It’s a lot better writing these after a win, isn’t it?
The Kings ended their season-opening, four-game homestand on a high note, with a 4-2 win over Colorado last night. If you said, before Opening Night, that the Kings would have four points from the first four games of the season, you probably wouldn’t have been too upset. A point-per-game pace this season might not get you into the playoffs, but it likely keeps you right in the hunt and in a position to get hot down the stretch.
There was a time last night – meaning the first half of the game – when you’d have said that having those four points looked unlikely. As Colorado led 2-0, and was in control of the bulk puck possession, the ice was seemingly tilted towards the Los Angeles net at length. The deficit really could have been a lot bigger than it was, and it needs to be pointed out just how good Jonathan Quick was between the pipes.
Quick only totaled 24 saves last night, but it felt like a large percentage of those came from high-danger areas on the ice, a sentiment that Todd McLellan shared after the game. After a pair of goals created by Nathan MacKinnon, arguably the best hockey player in the world right now, Quick slammed the door shut for the rest of the evening.
“I thought Quickie was very good tonight,” McLellan said after last night’s win. “Very few easy, simple saves for him. They were tough saves, scramble saves. They had 26 shots on goal, and 20 of them were probably Grade A, good, high-quality ones. Goaltending’s been good.”
Quick’s performance kept what could have been four or five goals against to two, which allowed for the comeback to begin.

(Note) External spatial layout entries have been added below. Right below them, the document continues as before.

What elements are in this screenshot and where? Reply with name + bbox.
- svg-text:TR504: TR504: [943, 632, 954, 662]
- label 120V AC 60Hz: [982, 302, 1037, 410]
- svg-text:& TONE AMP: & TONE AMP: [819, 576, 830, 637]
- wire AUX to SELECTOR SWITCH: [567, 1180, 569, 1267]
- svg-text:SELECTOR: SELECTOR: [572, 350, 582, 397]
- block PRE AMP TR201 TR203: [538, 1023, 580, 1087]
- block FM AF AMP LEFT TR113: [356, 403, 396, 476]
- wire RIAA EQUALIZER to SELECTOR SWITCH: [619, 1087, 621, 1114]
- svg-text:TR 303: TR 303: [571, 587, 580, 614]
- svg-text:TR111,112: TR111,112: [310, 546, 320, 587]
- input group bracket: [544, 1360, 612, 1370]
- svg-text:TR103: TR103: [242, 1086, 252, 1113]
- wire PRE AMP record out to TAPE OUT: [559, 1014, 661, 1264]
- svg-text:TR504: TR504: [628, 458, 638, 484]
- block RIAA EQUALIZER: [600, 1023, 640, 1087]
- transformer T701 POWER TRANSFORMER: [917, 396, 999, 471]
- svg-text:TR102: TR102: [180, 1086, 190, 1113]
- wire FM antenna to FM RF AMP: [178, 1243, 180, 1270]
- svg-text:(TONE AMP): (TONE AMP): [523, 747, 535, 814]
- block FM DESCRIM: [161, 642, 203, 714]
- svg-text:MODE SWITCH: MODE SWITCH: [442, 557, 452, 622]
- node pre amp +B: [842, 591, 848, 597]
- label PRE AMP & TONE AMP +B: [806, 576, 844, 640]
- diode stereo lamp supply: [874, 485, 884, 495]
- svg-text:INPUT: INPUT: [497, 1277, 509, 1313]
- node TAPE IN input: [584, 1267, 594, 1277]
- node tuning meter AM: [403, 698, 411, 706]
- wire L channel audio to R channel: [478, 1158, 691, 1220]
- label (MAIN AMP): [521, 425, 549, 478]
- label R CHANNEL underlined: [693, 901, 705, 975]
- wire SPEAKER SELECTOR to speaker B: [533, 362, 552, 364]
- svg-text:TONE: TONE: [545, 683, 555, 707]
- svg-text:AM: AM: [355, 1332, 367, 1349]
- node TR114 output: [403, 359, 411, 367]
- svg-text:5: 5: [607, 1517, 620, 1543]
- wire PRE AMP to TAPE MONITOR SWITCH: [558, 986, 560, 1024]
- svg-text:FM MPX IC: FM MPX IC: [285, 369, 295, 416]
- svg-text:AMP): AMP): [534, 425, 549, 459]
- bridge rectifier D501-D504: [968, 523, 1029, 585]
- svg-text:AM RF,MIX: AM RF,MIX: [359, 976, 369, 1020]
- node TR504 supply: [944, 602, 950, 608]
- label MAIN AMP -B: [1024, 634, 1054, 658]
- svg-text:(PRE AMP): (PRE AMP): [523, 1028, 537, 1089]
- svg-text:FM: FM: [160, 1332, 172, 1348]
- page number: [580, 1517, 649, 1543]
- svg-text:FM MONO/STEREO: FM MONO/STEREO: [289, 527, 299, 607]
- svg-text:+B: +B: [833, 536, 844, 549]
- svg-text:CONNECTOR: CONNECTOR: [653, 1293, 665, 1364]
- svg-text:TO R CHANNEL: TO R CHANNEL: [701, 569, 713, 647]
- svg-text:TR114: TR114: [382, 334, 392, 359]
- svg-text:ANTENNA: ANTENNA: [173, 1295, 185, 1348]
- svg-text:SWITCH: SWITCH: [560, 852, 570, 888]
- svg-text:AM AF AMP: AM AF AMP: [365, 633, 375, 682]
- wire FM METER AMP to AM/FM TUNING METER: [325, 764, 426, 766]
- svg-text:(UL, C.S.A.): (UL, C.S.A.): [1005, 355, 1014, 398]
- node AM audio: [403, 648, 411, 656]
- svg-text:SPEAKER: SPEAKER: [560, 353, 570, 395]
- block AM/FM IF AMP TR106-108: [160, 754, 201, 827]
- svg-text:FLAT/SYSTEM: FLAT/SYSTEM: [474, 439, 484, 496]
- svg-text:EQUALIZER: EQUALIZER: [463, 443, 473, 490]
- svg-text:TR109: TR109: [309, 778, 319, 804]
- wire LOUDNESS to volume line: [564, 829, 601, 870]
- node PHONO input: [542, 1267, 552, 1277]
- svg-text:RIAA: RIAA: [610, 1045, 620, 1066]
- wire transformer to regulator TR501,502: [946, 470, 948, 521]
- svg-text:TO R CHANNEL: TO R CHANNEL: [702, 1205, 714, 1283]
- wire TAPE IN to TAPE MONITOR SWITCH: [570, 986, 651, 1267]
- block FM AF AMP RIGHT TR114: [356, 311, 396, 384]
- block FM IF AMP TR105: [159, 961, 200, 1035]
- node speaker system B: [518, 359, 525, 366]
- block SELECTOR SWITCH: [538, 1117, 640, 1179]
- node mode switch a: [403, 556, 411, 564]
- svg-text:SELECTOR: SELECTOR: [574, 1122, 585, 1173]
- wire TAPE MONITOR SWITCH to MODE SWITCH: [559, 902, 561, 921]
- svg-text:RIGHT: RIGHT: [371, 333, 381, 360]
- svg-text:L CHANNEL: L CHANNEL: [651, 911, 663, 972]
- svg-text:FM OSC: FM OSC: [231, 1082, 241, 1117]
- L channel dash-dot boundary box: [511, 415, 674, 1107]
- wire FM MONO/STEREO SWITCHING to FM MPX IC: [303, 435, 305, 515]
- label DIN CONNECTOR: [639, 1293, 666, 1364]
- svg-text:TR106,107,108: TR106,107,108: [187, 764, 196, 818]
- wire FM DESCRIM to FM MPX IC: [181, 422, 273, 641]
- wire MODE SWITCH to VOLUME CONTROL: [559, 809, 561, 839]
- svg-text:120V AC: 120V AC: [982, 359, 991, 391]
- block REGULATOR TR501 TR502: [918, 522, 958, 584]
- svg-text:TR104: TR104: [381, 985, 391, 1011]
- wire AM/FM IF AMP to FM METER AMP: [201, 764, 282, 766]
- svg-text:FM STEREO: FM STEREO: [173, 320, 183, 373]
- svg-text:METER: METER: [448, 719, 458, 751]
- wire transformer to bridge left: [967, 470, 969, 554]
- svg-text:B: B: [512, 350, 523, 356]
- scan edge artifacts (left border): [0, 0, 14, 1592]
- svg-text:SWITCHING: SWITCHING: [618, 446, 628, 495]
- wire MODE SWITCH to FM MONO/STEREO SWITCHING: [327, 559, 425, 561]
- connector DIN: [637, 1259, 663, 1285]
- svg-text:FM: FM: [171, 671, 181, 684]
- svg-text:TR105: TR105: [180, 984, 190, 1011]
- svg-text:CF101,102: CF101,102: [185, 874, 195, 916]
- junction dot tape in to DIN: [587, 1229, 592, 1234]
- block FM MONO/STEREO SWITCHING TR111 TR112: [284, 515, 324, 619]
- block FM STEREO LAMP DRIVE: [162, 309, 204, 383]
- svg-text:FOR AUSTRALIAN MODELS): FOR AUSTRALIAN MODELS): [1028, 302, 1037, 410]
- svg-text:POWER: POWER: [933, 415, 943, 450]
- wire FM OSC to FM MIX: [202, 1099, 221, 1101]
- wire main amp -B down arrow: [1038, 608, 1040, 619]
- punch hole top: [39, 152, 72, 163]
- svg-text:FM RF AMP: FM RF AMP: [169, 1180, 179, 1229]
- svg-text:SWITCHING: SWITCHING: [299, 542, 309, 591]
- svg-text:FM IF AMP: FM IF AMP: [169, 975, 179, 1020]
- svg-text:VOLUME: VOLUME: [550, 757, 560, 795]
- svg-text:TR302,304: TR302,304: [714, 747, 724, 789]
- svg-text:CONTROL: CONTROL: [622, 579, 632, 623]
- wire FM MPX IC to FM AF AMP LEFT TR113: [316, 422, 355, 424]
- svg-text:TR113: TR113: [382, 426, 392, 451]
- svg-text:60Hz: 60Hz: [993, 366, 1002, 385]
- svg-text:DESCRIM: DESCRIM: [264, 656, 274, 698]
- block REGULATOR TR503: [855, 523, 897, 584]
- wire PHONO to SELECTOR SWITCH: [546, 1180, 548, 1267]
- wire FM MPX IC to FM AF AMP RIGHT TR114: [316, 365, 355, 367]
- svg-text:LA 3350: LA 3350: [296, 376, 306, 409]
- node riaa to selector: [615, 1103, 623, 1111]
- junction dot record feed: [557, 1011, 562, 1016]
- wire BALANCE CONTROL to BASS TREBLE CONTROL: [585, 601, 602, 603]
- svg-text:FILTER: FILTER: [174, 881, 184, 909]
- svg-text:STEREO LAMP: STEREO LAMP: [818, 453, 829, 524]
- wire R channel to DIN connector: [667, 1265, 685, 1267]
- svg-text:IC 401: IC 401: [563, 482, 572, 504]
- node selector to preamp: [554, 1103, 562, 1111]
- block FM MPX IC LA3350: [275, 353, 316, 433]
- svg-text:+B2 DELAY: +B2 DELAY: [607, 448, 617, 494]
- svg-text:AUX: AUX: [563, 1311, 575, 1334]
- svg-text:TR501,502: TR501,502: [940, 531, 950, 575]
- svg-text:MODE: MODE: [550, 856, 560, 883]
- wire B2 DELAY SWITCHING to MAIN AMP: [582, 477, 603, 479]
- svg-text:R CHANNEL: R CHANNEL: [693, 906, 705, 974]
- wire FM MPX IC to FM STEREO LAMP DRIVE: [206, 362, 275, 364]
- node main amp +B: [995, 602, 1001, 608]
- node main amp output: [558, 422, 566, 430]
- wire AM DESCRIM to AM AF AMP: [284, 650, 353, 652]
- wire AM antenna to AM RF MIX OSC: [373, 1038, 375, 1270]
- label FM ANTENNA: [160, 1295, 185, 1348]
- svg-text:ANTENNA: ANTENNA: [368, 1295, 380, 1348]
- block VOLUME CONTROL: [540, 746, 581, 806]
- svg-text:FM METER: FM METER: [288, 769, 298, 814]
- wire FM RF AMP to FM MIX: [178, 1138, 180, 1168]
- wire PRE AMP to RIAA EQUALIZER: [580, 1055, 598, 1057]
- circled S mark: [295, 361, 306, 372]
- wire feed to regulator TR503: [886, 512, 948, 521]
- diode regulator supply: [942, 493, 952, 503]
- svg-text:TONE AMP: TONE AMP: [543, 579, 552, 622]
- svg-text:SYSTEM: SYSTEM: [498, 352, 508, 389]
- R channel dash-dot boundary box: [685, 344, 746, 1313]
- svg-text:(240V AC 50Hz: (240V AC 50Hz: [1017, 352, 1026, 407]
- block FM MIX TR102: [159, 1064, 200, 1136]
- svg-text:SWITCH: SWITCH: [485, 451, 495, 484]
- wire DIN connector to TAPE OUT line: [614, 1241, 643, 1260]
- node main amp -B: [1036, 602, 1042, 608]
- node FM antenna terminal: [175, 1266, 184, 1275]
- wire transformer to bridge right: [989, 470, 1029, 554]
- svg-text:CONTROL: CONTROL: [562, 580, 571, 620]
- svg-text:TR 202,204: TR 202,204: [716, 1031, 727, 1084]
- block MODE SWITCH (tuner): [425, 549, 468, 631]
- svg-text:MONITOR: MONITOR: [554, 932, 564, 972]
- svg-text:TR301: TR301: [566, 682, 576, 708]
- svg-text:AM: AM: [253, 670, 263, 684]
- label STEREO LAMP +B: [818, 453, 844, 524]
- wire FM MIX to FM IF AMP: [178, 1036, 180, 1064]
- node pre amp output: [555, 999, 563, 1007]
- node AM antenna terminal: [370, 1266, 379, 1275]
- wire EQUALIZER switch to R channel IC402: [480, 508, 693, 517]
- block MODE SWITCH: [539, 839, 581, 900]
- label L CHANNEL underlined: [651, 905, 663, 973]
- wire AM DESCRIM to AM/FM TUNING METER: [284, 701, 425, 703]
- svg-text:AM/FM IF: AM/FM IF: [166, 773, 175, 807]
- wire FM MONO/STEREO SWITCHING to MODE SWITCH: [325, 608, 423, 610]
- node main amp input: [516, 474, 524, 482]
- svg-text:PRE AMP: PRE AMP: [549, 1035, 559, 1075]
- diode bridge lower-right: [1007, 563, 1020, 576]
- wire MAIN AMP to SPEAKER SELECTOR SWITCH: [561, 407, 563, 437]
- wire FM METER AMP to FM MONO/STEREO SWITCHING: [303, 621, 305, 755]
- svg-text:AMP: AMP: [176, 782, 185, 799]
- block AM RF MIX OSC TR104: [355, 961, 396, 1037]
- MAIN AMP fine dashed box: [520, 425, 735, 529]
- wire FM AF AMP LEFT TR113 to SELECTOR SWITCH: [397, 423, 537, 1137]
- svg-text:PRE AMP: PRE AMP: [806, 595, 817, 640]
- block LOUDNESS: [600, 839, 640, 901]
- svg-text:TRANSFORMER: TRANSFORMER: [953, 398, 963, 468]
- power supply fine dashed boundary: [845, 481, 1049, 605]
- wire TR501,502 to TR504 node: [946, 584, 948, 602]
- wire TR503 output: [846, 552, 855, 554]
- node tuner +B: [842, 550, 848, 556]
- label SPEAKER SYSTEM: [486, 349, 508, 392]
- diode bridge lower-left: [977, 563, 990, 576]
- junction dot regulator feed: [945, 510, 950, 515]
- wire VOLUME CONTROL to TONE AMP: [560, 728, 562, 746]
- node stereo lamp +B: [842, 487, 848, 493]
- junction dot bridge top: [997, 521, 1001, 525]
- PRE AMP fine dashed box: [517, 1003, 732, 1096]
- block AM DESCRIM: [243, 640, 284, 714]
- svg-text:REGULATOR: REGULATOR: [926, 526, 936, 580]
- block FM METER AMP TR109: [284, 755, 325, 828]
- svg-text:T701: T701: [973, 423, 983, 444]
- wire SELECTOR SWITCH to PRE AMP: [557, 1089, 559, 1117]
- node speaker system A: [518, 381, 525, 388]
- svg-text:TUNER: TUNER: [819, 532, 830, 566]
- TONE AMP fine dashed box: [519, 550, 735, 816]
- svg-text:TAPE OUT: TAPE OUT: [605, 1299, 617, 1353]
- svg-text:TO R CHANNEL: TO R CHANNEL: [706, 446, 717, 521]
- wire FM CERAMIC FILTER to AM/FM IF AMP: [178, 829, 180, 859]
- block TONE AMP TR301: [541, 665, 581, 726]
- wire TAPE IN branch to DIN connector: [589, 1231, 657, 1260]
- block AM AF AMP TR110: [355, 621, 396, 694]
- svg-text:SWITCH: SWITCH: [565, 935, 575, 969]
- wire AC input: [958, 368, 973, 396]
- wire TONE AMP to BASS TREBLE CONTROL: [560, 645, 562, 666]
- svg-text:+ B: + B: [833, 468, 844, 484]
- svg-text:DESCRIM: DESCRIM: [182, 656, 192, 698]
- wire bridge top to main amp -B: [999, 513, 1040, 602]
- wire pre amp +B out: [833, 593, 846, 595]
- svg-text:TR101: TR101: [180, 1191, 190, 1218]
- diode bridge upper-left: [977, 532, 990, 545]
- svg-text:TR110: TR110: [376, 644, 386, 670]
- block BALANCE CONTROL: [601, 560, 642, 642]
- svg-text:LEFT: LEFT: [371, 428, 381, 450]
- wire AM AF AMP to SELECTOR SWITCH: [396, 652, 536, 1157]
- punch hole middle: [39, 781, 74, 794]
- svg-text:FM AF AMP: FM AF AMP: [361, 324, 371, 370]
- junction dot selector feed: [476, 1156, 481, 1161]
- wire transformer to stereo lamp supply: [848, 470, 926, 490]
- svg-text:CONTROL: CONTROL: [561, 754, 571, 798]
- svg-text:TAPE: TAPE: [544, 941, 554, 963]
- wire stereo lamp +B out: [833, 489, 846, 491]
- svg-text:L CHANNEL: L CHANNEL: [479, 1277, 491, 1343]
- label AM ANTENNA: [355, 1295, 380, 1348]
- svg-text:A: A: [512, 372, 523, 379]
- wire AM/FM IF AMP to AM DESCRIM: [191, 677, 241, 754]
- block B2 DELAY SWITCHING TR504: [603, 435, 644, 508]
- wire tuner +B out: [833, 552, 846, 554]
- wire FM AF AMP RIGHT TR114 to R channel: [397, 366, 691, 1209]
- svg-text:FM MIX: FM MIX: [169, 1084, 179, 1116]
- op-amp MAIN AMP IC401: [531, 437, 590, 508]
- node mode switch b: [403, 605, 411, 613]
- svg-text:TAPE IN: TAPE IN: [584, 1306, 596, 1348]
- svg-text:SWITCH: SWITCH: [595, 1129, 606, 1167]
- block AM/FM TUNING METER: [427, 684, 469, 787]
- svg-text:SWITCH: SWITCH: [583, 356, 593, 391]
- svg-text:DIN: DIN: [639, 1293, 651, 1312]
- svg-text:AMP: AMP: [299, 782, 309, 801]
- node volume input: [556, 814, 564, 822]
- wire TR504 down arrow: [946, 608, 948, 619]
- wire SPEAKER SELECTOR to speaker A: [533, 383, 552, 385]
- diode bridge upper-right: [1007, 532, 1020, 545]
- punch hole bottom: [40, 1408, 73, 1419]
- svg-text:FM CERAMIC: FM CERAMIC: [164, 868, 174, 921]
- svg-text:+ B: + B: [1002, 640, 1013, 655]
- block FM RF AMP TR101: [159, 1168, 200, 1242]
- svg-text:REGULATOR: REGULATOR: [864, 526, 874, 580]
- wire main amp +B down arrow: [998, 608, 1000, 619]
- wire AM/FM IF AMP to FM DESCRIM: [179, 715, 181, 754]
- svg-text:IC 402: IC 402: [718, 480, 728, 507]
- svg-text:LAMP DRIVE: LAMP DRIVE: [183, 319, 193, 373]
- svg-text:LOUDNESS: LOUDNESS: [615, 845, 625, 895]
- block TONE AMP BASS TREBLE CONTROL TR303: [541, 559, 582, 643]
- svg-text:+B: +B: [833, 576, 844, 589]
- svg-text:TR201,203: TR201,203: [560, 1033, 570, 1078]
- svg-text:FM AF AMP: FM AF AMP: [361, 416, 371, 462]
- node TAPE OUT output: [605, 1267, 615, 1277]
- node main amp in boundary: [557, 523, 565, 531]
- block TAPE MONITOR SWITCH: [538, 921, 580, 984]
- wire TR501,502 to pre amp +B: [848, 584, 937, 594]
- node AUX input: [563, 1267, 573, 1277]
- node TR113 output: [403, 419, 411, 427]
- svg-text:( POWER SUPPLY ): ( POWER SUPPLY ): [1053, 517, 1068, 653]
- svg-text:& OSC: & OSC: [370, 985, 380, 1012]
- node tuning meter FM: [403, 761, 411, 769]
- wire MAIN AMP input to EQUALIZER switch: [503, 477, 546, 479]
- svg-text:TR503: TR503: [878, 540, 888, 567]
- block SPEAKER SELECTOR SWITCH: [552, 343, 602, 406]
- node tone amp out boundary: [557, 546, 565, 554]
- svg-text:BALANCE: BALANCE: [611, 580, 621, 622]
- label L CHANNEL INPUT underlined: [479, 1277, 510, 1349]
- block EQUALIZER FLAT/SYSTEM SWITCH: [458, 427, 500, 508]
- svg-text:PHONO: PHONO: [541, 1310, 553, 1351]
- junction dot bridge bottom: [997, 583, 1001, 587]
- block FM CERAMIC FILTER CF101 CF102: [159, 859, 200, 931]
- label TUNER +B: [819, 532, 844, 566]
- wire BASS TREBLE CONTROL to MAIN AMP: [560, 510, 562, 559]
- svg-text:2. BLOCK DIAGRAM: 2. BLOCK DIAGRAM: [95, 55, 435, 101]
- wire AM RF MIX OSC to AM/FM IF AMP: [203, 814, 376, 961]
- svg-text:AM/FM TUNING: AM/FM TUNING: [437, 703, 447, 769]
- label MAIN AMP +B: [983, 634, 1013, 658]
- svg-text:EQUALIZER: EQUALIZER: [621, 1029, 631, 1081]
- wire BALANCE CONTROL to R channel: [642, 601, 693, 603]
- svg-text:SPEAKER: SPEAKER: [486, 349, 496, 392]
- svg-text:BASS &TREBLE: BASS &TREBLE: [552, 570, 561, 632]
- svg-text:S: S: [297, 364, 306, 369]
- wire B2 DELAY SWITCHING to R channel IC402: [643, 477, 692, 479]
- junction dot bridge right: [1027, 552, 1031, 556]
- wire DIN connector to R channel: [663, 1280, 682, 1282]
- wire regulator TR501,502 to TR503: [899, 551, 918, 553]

Doughty on the PP. Vilardi on the PP. Kempe with the late winner. And suddenly, what could have been four consecutive losses to open the season became a much more encouraging 1-1-2 start.
When you look at the Colorado set as a whole, there’s some good, some bad, and some in between. Is it a good thing that the Kings battled back to outscore Colorado by a 4-0 margin in the third period? Or is it more concerning that they trailed in both games by multiple goals, and conceded within the first five minutes in both games? Little bit of both.
On the positive side, the Kings showed a lot of character coming back, in both games really. They fell a bit short on Tuesday, but yesterday evening they completed the comeback.
“It showed character,” Anze Kopitar said. “Going down two against a team like Colorado, it’s not the easiest ask to shut them down the rest of the game and score a few goals. I thought we showed quite a bit of character today. Obviously, there are still a few things we can improve on, but we’ll take the win and go from here on out.”
The starts to games, while it hasn’t sunk the Kings, as they’ve led in three of four games despite allowing the first goal, are something that need to be corrected in the longer run.
From McLellan’s point of view, it’s not just a matter of scoring the first goal that is important right now, it’s playing the right way off of the opening puck drop.
“You don’t want that to happen…I think that we received the game, rather than applied it, we were on our heels early and kind of tiptoed into it, instead of throwing everything we had at that team right off the bat,” McLellan said. “That’s something we need to fix. Getting the [first] goal, getting the lead is better, but I think we’ve got things to fix before the goal comes.”
When we do these lookbacks, it’s not just at last night’s game, it’s at the series as a whole. From the bigger picture, the Kings earned a split against one of the NHL’s best teams.
Rob Blake said it in his season-opening media call – it’s a results-driven business.
In terms of results, the Kings matched a team expected to compete for a Stanley Cup championship this season. In terms of play over the course of 60 minutes, the Avalanche showed, in spurts, why they’re regarded the way that they are. Their big line carried possession, both at 5-on-5 and on the power play, and especially in first periods, the Kings at times didn’t have an answer.
On both nights though, in the final 30 minutes of games, the Kings skated with Colorado and especially last night, they were able to impose their own game to shut the Avalanche down while at 5-on-5 – The Kings allowed no even-strength goals after the 4:49 mark in either game. Los Angeles showed why perhaps it’s a bit better of a team that it’s given credit for.
Looking ahead, in the bigger picture, the Kings will need to continue to produce goals to win these tight games. Several times this season, McLellan has said that his team needs to score three goals to be able to win games, if the team is playing proper structure defensively.
So far, the Kings have averaged exactly three goals per game, and they’ve earned a point all three times they’ve scored three goals and lost in regulation the one game they did not.
On Thursday, they found a way to pull out the win, and puck luck went their way. Against Minnesota, an empty-net attempt from Matt Roy hit the post, and later wound up in their Kings net. Last night, it was Colorado that hit the post in the game’s final minutes, before Blake Lizotte iced things with an empty-net tally.
Looking at the bigger picture, McLellan admitted that the Kings are not a finished product right now. The group will need to continue to grow over the course of the season, and how that shakes how remains to be seen.
“We’re at the beginning of a season after a long, long layoff,” McLellan said. “We’re a work in progress. We’re nowhere near the finished product. I think we’re looking for some poise in certain situations. Physically, we want to do the right things. Mentally, we’ve still got to clear some things up.”